Detalhe dos dois prédios que ainda existem - Retalhos Históricos CG
O tempo passou e entre julho e agosto de 2018, iniciou uma reforma que retirou uma “latada” lateral. De imediato denunciamos o fato ao Iphaep, soubemos também que outras denúncias também chegaram ao órgão, que prontamente acionou o proprietário, foi aí que se descobriu que o número 370 da Rua Peregrino de Carvalho havia sido comprado por uma rede de farmácias e que pretendia abrir no local mais uma filial. O Iphaep esclareceu o que significava o tombamento e fui informado que o proprietário garantiu que ia preservar o contexto histórico do prédio e do lugar. A obra foi embargada em 29 de agosto. Na semana seguinte, o prédio aparece com as portas e janelas abertas, tendo início ao saque de seus materiais “mais nobres”, telhas, fiação, apetrechos internos, passaram a ser “levados” por “vândalos”, modus operandi bastante conhecido na cidade. O abandono atrai o saque e joga a opinião pública contra o lugar que vira antro de bandidos e consumidores de droga, enquanto isso, uma demolição pontual segue e o objetivo do proprietário se faz. No dia cinco de setembro de 2018 houve um protesto contra a destruição do patrimônio do município justamente defronte ao prédio, o momento de comoção nacional em torno dos bens históricos se deu devido ao incêndio que destruiu o Museu Nacional três dias antes no Rio de Janeiro.
Professores, estudantes e ativistas culturais protestando contra a destruição do nosso patrimônio
Construída em 1925 compondo a ‘Rua Nova’, a edificação de um pavimento em estilo eclético com elementos decorativos na fachada e detalhes na platibanda testemunhou páginas sensíveis da história de Campina, de suas janelas era possível ver a passagem de animais tangidos que iam na direção de um pátio (onde hoje é a Rodoviária Velha) e eram comercializados, dando àquela rua o singelo nome de ‘Emboca’. Suas cercanias foram habitadas por damas da noite, baixo meretrício informado pelo historiador Fábio Gutemberg. Ao longo de sua história foi residência dos Agra e era ladeada pela conhecidíssima enfermaria de Seu Manoel Barbosa, o enfermeiro do povo. Testemunhou a partir de 1958/59 a construção do Terminal Rodoviário de Passageiros Cristiano Lauritzen, conhecido como Rodoviária Velha após a edificação da ‘Nova’ no Catolé na década de 1980.

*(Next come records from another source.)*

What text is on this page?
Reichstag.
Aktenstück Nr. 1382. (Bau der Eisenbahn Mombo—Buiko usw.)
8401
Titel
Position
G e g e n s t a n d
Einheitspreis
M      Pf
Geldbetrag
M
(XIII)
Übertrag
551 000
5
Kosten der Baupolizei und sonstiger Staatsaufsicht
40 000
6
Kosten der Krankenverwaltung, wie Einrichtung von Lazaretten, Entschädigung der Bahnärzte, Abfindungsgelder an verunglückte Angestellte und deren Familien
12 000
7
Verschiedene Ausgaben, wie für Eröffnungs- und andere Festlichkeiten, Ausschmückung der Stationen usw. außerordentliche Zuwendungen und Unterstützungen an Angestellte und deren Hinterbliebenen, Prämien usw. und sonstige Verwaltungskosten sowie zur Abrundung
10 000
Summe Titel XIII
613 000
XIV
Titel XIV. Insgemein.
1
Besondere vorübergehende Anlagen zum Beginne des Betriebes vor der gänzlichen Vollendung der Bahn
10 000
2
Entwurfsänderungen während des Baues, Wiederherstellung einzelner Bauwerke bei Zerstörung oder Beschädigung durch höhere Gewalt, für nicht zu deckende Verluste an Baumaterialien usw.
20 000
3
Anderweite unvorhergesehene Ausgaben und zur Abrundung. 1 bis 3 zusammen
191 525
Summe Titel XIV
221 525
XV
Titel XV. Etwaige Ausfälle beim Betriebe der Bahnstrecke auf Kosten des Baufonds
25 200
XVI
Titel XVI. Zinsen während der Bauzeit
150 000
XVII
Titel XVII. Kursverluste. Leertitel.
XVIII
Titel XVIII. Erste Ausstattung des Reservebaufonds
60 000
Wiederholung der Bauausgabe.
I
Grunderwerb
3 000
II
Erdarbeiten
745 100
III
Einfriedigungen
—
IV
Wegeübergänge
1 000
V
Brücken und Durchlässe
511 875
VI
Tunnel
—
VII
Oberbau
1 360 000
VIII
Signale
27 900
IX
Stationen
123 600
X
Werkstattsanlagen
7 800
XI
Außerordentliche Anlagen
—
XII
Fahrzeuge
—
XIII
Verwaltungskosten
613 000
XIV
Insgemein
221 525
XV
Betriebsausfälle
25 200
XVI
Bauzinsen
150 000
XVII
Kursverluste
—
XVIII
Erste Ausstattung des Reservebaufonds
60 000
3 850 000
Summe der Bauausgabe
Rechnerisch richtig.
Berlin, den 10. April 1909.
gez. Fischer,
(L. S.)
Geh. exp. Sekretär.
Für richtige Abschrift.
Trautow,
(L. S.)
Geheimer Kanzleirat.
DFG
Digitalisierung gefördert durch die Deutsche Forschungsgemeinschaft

Durante esse impactante momento de pandemia que vivemos, com comércio fechado e distanciamento social, ocorre o que eu temia. Na última quarta (6/mai) um tapume alto de zinco foi instalado encostado à fachada, usando-a como suporte e ferindo os detalhes com buracos, obstrução essa que vai de fato esconder a completa demolição da construção, ferindo brutalmente a história do Emboca e da cidade, atitude criminosa feita sorrateiramente em um momento tão sensível. Essa destruição se junta a outras e marca sensivelmente de forma negativa o Centro Histórico da cidade, o que deixaremos para a posteridade?